Oren: Think Twice About Buying French Products

YERUSHALAYIM

Deputy Minister Michael Oren started a diplomatic contretemps by suggesting that Israelis should retaliate against the French policy of labeling products from over the Green Line by not buying products from France.

“France is labeling Israeli products from Yehudah and Shomron and the Golan. Israelis should think twice before buying French products,” Oren declared Sunday night, referring to France’s recent notification that businesses should comply with the European Union labeling guidelines.
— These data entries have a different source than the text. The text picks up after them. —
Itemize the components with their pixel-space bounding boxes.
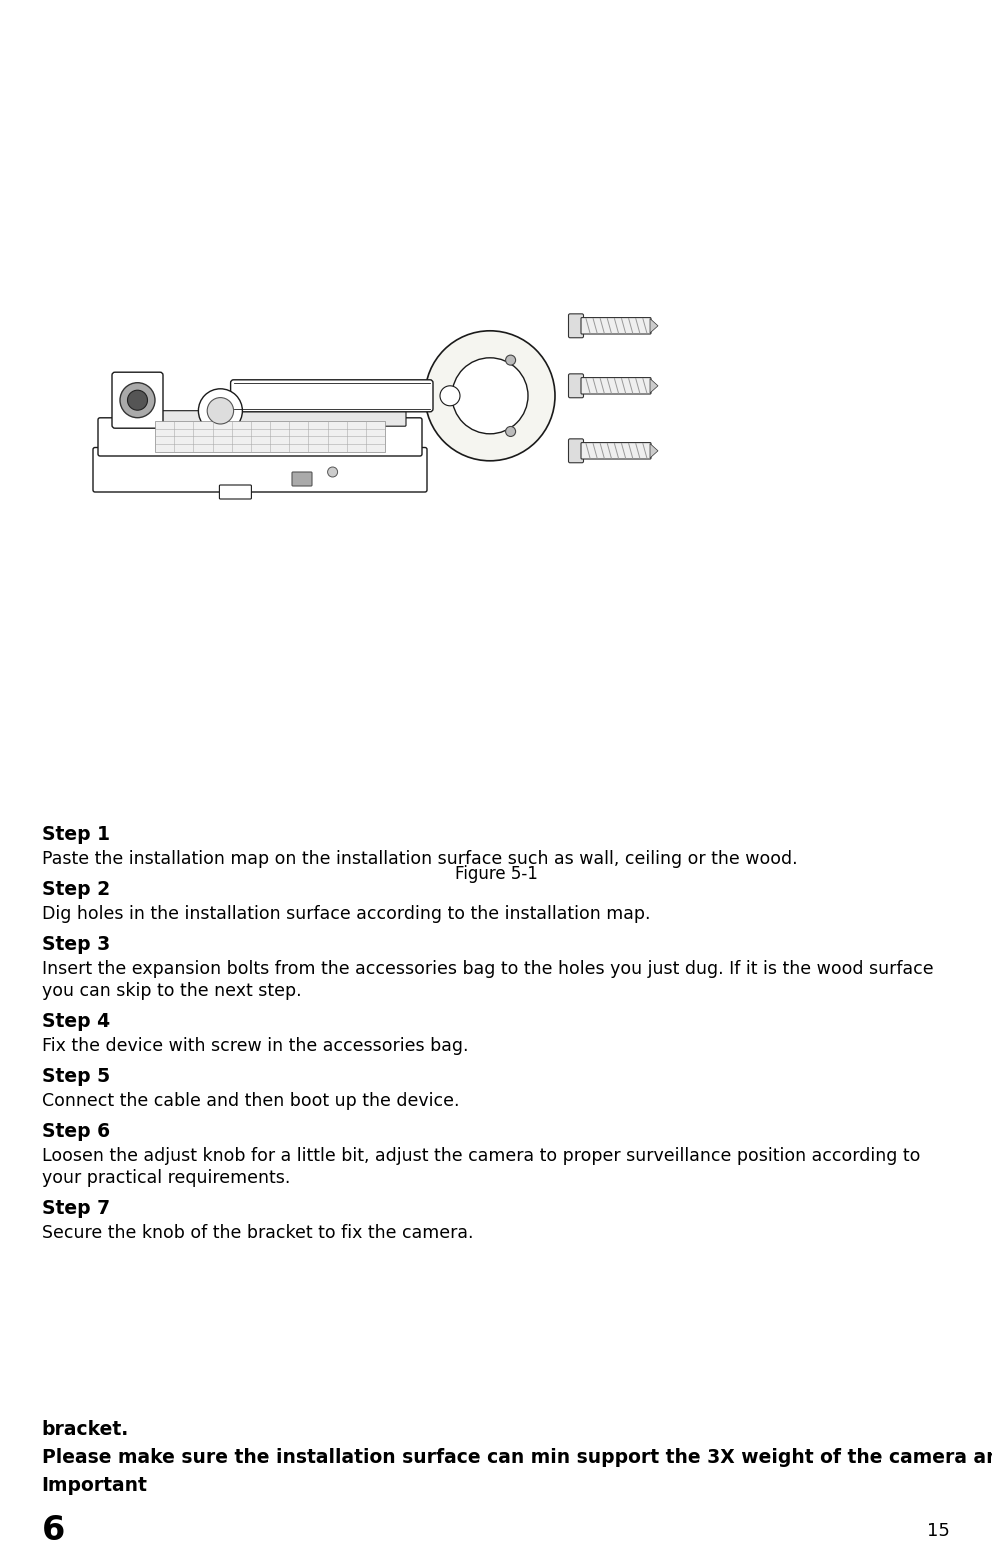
Text: Insert the expansion bolts from the accessories bag to the holes you just dug. I: Insert the expansion bolts from the acce…: [42, 959, 933, 978]
FancyBboxPatch shape: [568, 439, 583, 463]
Text: Loosen the adjust knob for a little bit, adjust the camera to proper surveillanc: Loosen the adjust knob for a little bit,…: [42, 1147, 920, 1164]
FancyBboxPatch shape: [112, 372, 163, 428]
Text: bracket.: bracket.: [42, 1420, 129, 1438]
Text: Step 6: Step 6: [42, 1122, 110, 1141]
Circle shape: [425, 330, 555, 460]
FancyBboxPatch shape: [292, 473, 312, 487]
Circle shape: [120, 383, 155, 417]
Text: 15: 15: [928, 1522, 950, 1541]
Circle shape: [443, 391, 453, 401]
FancyBboxPatch shape: [93, 448, 427, 491]
Text: Paste the installation map on the installation surface such as wall, ceiling or : Paste the installation map on the instal…: [42, 849, 798, 868]
Circle shape: [327, 467, 337, 477]
FancyBboxPatch shape: [230, 380, 433, 412]
Text: Step 2: Step 2: [42, 879, 110, 899]
Circle shape: [452, 358, 528, 434]
Text: Step 3: Step 3: [42, 935, 110, 953]
Bar: [155, 420, 385, 453]
Text: Step 1: Step 1: [42, 825, 110, 843]
FancyBboxPatch shape: [581, 318, 651, 333]
Circle shape: [128, 391, 148, 411]
FancyBboxPatch shape: [98, 418, 422, 456]
Text: Step 5: Step 5: [42, 1066, 110, 1085]
Text: Step 4: Step 4: [42, 1012, 110, 1031]
Polygon shape: [650, 443, 658, 457]
Polygon shape: [650, 319, 658, 333]
FancyBboxPatch shape: [219, 485, 251, 499]
Text: Dig holes in the installation surface according to the installation map.: Dig holes in the installation surface ac…: [42, 905, 650, 922]
Text: Secure the knob of the bracket to fix the camera.: Secure the knob of the bracket to fix th…: [42, 1223, 473, 1242]
FancyBboxPatch shape: [581, 378, 651, 394]
Polygon shape: [650, 378, 658, 394]
Text: Please make sure the installation surface can min support the 3X weight of the c: Please make sure the installation surfac…: [42, 1448, 992, 1466]
FancyBboxPatch shape: [568, 313, 583, 338]
Circle shape: [506, 355, 516, 366]
Circle shape: [207, 398, 233, 425]
Text: 6: 6: [42, 1514, 64, 1547]
FancyBboxPatch shape: [581, 443, 651, 459]
Text: your practical requirements.: your practical requirements.: [42, 1169, 290, 1187]
FancyBboxPatch shape: [114, 411, 406, 426]
Circle shape: [440, 386, 460, 406]
Text: Connect the cable and then boot up the device.: Connect the cable and then boot up the d…: [42, 1091, 459, 1110]
Text: Step 7: Step 7: [42, 1198, 110, 1218]
Circle shape: [506, 426, 516, 437]
Text: Fix the device with screw in the accessories bag.: Fix the device with screw in the accesso…: [42, 1037, 468, 1054]
Text: you can skip to the next step.: you can skip to the next step.: [42, 981, 302, 1000]
Text: Figure 5-1: Figure 5-1: [454, 865, 538, 883]
Text: Important: Important: [42, 1476, 148, 1494]
FancyBboxPatch shape: [568, 374, 583, 398]
Circle shape: [198, 389, 242, 432]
Issued in November 2015, they say manufacturers should clearly label Israeli-made goods from outside the pre-1967 lines.

Monday morning, France’s ambassador-designate to Israel, Helene LeGal, asked if Oren was “calling for boycotting French products when, in France, boycotting Israel is punished by law.”

The EU delegation to Israel also responded to Oren’s comment, reiterating the official line that the labeling guidelines were merely an “application of EU consumer information regulations,” requiring information, not a boycott.
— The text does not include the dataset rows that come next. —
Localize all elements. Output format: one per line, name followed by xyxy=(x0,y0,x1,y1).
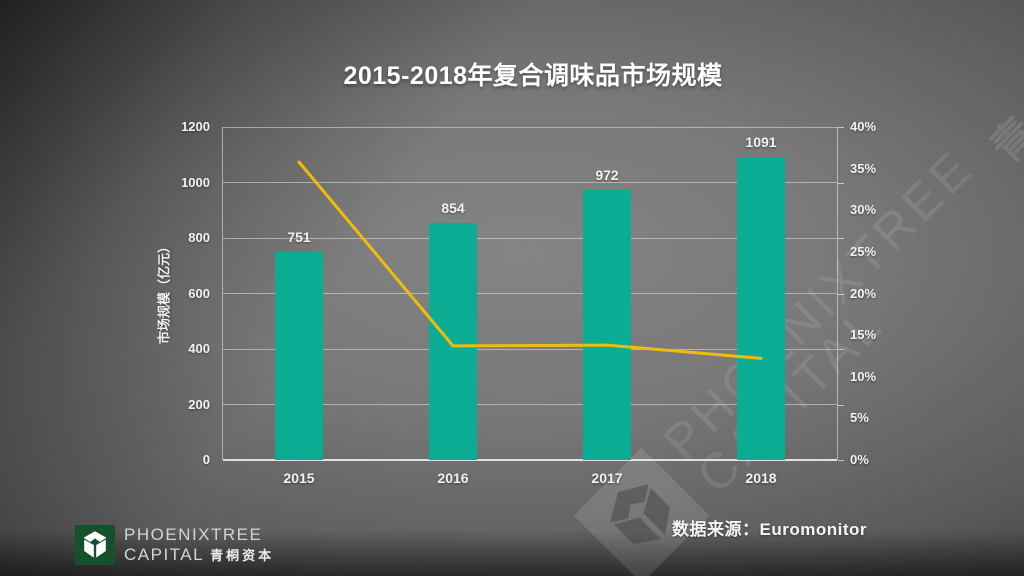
right-axis-tick xyxy=(838,404,844,406)
gridline xyxy=(223,459,837,461)
left-axis-tick-label: 800 xyxy=(188,230,210,245)
bar-value-label: 751 xyxy=(287,228,311,245)
gridline xyxy=(223,404,837,405)
x-axis-label: 2017 xyxy=(591,470,623,486)
logo-line2: CAPITAL xyxy=(124,544,205,564)
right-axis-tick xyxy=(838,127,844,128)
right-axis-tick xyxy=(838,182,844,184)
chart-title: 2015-2018年复合调味品市场规模 xyxy=(343,62,723,90)
bar-value-label: 972 xyxy=(595,167,619,184)
bar-2015 xyxy=(275,251,323,460)
phoenixtree-logo-icon xyxy=(75,525,115,565)
right-axis-tick-label: 10% xyxy=(850,368,877,384)
right-axis-tick-label: 15% xyxy=(850,327,877,343)
logo-line2-cn: 青桐资本 xyxy=(210,547,275,563)
right-axis-tick-label: 0% xyxy=(850,452,869,467)
data-source-note: 数据来源：Euromonitor xyxy=(672,520,867,539)
logo-text: PHOENIXTREE CAPITAL 青桐资本 xyxy=(124,525,274,565)
gridline xyxy=(223,126,837,128)
bar-value-label: 1091 xyxy=(745,134,777,151)
right-axis-tick xyxy=(838,238,844,239)
left-axis-tick-label: 0 xyxy=(202,452,210,467)
right-axis-tick xyxy=(838,293,844,295)
right-axis-tick-label: 25% xyxy=(850,243,877,259)
bar-2016 xyxy=(429,223,477,460)
logo-line1: PHOENIXTREE xyxy=(124,525,263,545)
bar-2017 xyxy=(583,190,631,460)
left-axis-tick-label: 200 xyxy=(188,396,210,412)
left-axis-tick-label: 400 xyxy=(188,341,210,356)
x-axis-label: 2016 xyxy=(437,470,469,486)
right-axis-tick-label: 20% xyxy=(850,285,877,301)
left-axis-tick-label: 1000 xyxy=(181,174,210,190)
right-axis-tick xyxy=(838,349,844,350)
footer-logo: PHOENIXTREE CAPITAL 青桐资本 xyxy=(75,525,274,565)
right-axis-tick xyxy=(838,460,844,461)
bar-2018 xyxy=(737,157,785,460)
right-axis-tick-label: 40% xyxy=(850,119,877,134)
left-axis-tick-label: 1200 xyxy=(181,119,210,134)
right-axis-tick-label: 5% xyxy=(850,410,869,426)
right-axis-tick-label: 30% xyxy=(850,202,877,218)
x-axis-label: 2015 xyxy=(283,470,315,486)
right-axis-tick-label: 35% xyxy=(850,160,877,176)
bar-value-label: 854 xyxy=(441,200,465,216)
left-axis-tick-label: 600 xyxy=(188,285,210,301)
x-axis-label: 2018 xyxy=(745,470,777,486)
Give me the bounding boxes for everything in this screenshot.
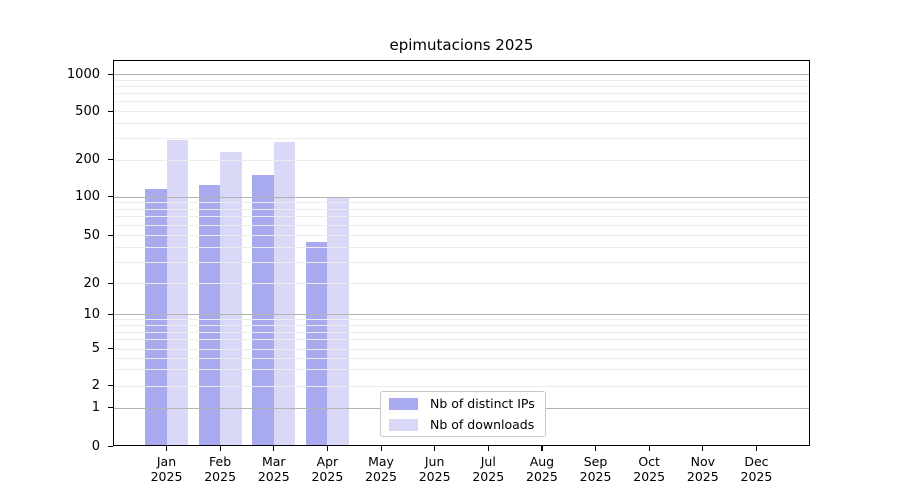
gridline-minor	[113, 159, 810, 161]
bar-apr-downloads	[327, 198, 349, 445]
x-tick-mark	[326, 446, 329, 451]
y-tick-mark	[108, 159, 113, 161]
y-tick-label: 50	[83, 227, 100, 243]
legend-item-downloads: Nb of downloads	[381, 414, 545, 435]
x-tick-label-sep: Sep 2025	[579, 454, 612, 484]
y-tick-mark	[108, 348, 113, 350]
x-tick-label-nov: Nov 2025	[686, 454, 719, 484]
x-tick-mark	[595, 446, 597, 451]
y-tick-label: 5	[91, 341, 100, 356]
gridline-major	[113, 74, 810, 75]
x-tick-mark	[219, 446, 221, 451]
x-tick-mark	[755, 446, 758, 451]
bar-jan-distinct-ips	[145, 189, 167, 445]
x-tick-label-mar: Mar 2025	[257, 454, 290, 484]
bar-apr-distinct-ips	[305, 241, 328, 445]
x-tick-label-jan: Jan 2025	[150, 454, 183, 484]
x-tick-label-apr: Apr 2025	[311, 454, 344, 484]
legend-label: Nb of distinct IPs	[430, 396, 535, 411]
x-tick-mark	[487, 446, 489, 451]
x-tick-mark	[648, 446, 650, 451]
x-tick-label-dec: Dec 2025	[740, 454, 773, 484]
gridline-minor	[113, 348, 810, 350]
y-tick-label: 1000	[66, 66, 100, 82]
distinct-ips-swatch	[389, 397, 418, 410]
y-tick-mark	[108, 196, 113, 198]
bar-mar-downloads	[273, 141, 296, 445]
y-tick-mark	[108, 407, 113, 409]
gridline-minor	[113, 111, 810, 112]
x-tick-label-oct: Oct 2025	[633, 454, 666, 484]
plot-area	[113, 60, 810, 446]
x-tick-mark	[380, 446, 382, 451]
x-tick-mark	[273, 446, 275, 451]
x-tick-label-may: May 2025	[365, 454, 397, 484]
bar-jan-downloads	[166, 139, 188, 445]
y-tick-mark	[108, 445, 113, 447]
gridline-minor	[113, 283, 810, 284]
x-tick-label-jul: Jul 2025	[472, 454, 505, 484]
legend-item-distinct-ips: Nb of distinct IPs	[381, 393, 545, 414]
gridline-minor	[113, 216, 810, 218]
gridline-minor	[113, 122, 810, 124]
gridline-minor	[113, 202, 810, 204]
x-tick-mark	[434, 446, 436, 451]
gridline-major	[113, 196, 810, 198]
x-tick-mark	[541, 446, 543, 451]
x-tick-label-feb: Feb 2025	[204, 454, 237, 484]
y-tick-label: 200	[75, 152, 100, 167]
gridline-minor	[113, 261, 810, 263]
chart-title: epimutacions 2025	[389, 36, 534, 54]
gridline-minor	[113, 357, 810, 359]
gridline-minor	[113, 325, 810, 327]
y-tick-label: 500	[75, 103, 100, 119]
y-tick-label: 10	[83, 306, 100, 322]
y-tick-label: 2	[91, 378, 100, 393]
gridline-minor	[113, 101, 810, 103]
y-tick-mark	[108, 385, 113, 387]
y-tick-mark	[108, 282, 113, 284]
x-tick-label-jun: Jun 2025	[418, 454, 451, 484]
legend: Nb of distinct IPs Nb of downloads	[380, 391, 546, 437]
gridline-minor	[113, 79, 810, 81]
gridline-minor	[113, 339, 810, 341]
bar-mar-distinct-ips	[252, 174, 274, 445]
y-tick-mark	[108, 110, 113, 112]
gridline-minor	[113, 208, 810, 210]
y-tick-label: 20	[83, 275, 100, 291]
downloads-swatch	[389, 418, 418, 431]
gridline-minor	[113, 331, 810, 333]
y-tick-mark	[108, 313, 113, 315]
gridline-minor	[113, 138, 810, 140]
gridline-minor	[113, 235, 810, 236]
y-tick-mark	[108, 234, 113, 236]
y-tick-label: 0	[91, 438, 100, 454]
x-tick-label-aug: Aug 2025	[526, 454, 558, 484]
x-tick-mark	[702, 446, 704, 451]
gridline-minor	[113, 319, 810, 321]
y-tick-mark	[108, 73, 113, 75]
legend-label: Nb of downloads	[430, 417, 535, 432]
gridline-minor	[113, 246, 810, 248]
y-tick-label: 100	[75, 189, 100, 204]
x-tick-mark	[166, 446, 168, 451]
gridline-minor	[113, 224, 810, 226]
gridline-minor	[113, 385, 810, 387]
gridline-minor	[113, 85, 810, 87]
y-tick-label: 1	[91, 400, 100, 415]
gridline-major	[113, 314, 810, 315]
gridline-minor	[113, 93, 810, 95]
gridline-minor	[113, 369, 810, 371]
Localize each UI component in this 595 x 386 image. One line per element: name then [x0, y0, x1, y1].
Oren, a deputy minister for diplomacy in the Prime Minister’s Office, clarified his intention to The Times of Israel on Monday, saying that he was not calling for a boycott of French products, but merely wanted Israeli consumers “to be aware that France is moving to label Jewish products from Yehudah and Shomron and the Golan.”
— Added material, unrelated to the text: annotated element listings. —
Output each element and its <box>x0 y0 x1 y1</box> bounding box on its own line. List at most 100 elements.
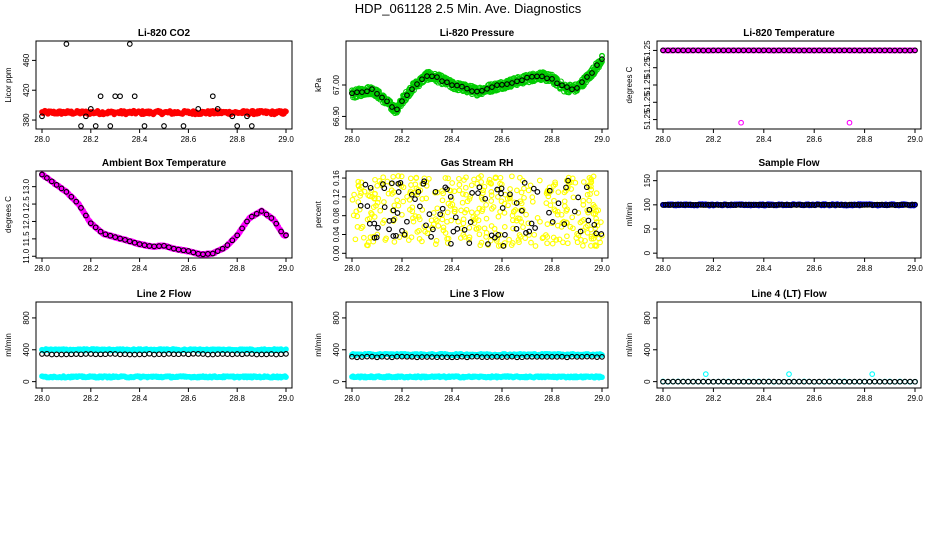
data-point <box>420 180 427 187</box>
y-tick-label: 12.0 <box>22 213 31 229</box>
data-point <box>564 220 570 226</box>
data-point <box>439 205 446 212</box>
data-point <box>398 173 405 180</box>
x-tick-label: 28.6 <box>181 135 197 144</box>
data-point <box>750 378 757 385</box>
data-point <box>63 41 70 47</box>
data-point <box>466 240 473 246</box>
data-point <box>563 184 569 191</box>
y-tick-label: 800 <box>643 311 652 325</box>
data-point <box>765 378 772 385</box>
data-point <box>564 206 570 213</box>
data-point <box>454 226 461 232</box>
data-point <box>516 239 522 246</box>
y-tick-label: 0.12 <box>332 189 341 205</box>
data-point <box>735 378 742 385</box>
data-point <box>584 74 590 80</box>
data-point <box>131 93 138 100</box>
data-point <box>565 177 571 184</box>
data-point <box>529 194 536 200</box>
data-point <box>421 178 428 185</box>
data-point <box>355 183 362 190</box>
data-point <box>371 220 378 227</box>
data-point <box>414 229 421 235</box>
data-point <box>584 191 591 198</box>
data-point <box>360 234 367 241</box>
data-point <box>559 82 565 89</box>
data-point <box>428 233 434 240</box>
data-point <box>488 198 495 204</box>
data-point <box>375 195 382 202</box>
data-point <box>430 226 436 233</box>
data-point <box>214 106 221 112</box>
data-point <box>546 187 553 194</box>
data-point <box>83 212 89 219</box>
data-point <box>354 213 361 220</box>
data-point <box>530 185 537 192</box>
data-point <box>456 175 462 182</box>
x-tick-label: 28.8 <box>229 394 245 403</box>
data-point <box>720 378 727 385</box>
data-point <box>811 378 818 385</box>
x-tick-label: 28.2 <box>706 135 722 144</box>
data-point <box>112 234 119 240</box>
data-point <box>195 106 202 112</box>
data-point <box>685 378 692 385</box>
data-point <box>239 225 245 232</box>
x-tick-label: 28.4 <box>132 264 148 273</box>
data-point <box>510 225 516 232</box>
data-point <box>680 378 687 385</box>
data-point <box>514 187 520 194</box>
data-point <box>527 182 534 189</box>
data-point <box>373 202 379 209</box>
data-point <box>359 223 366 230</box>
data-point <box>361 188 368 195</box>
data-point <box>499 205 506 211</box>
data-point <box>435 223 442 229</box>
plot-frame-line3 <box>345 301 609 389</box>
data-point <box>543 232 549 238</box>
data-point <box>434 205 441 212</box>
data-point <box>574 239 581 246</box>
data-point <box>68 193 75 200</box>
x-tick-label: 28.8 <box>229 264 245 273</box>
data-point <box>214 248 221 254</box>
data-point <box>83 113 89 120</box>
x-tick-label: 28.0 <box>344 394 360 403</box>
data-point <box>440 224 447 231</box>
data-point <box>372 195 378 202</box>
x-tick-label: 28.0 <box>655 394 671 403</box>
data-point <box>278 228 284 235</box>
data-point <box>452 214 459 221</box>
data-point <box>599 354 605 360</box>
x-tick-label: 28.8 <box>857 264 873 273</box>
data-point <box>410 218 417 225</box>
data-point <box>551 206 558 213</box>
x-tick-label: 28.2 <box>394 394 410 403</box>
y-tick-label: 150 <box>643 173 652 187</box>
data-point <box>569 86 575 93</box>
data-point <box>92 224 99 231</box>
panel-line3: Line 3 Flow ml/min 28.0 28.2 28.4 28.6 28.8 29.… <box>314 289 610 403</box>
data-point <box>534 189 541 195</box>
data-point <box>484 86 490 92</box>
y-axis-label-line2: ml/min <box>4 333 13 357</box>
data-point <box>552 181 559 188</box>
data-point <box>433 237 440 244</box>
y-tick-label: 0 <box>332 379 341 384</box>
data-points-sample <box>660 201 918 209</box>
plot-frame-temp <box>656 40 922 130</box>
data-point <box>831 378 838 385</box>
x-tick-label: 28.0 <box>34 135 50 144</box>
panel-title-sample: Sample Flow <box>758 158 819 169</box>
data-point <box>509 240 516 246</box>
data-point <box>580 242 586 249</box>
data-point <box>351 191 357 198</box>
data-point <box>595 207 602 214</box>
data-point <box>234 123 241 129</box>
data-point <box>826 378 833 385</box>
data-point <box>166 244 172 251</box>
data-point <box>523 230 529 236</box>
data-point <box>404 218 410 225</box>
Thursday, the Israeli Foreign Ministry said, in a statement about the French decision, that “it regrets that France, which actually has a law against boycotts, is advancing measures that can be interpreted as encouraging radical elements and the movement to boycott Israel.

“Moreover, it is unfathomable and even disturbing that France has chosen to apply a double standard with regard to Israel by ignoring the other 200 territorial disputes around the world, including those right on France’s own doorstep.”

Israeli officials interpreted the French implementation of the labeling guidelines as “revenge” for Israel’s refusal to go along with a Paris-sponsored international peace conference next month, the Times said.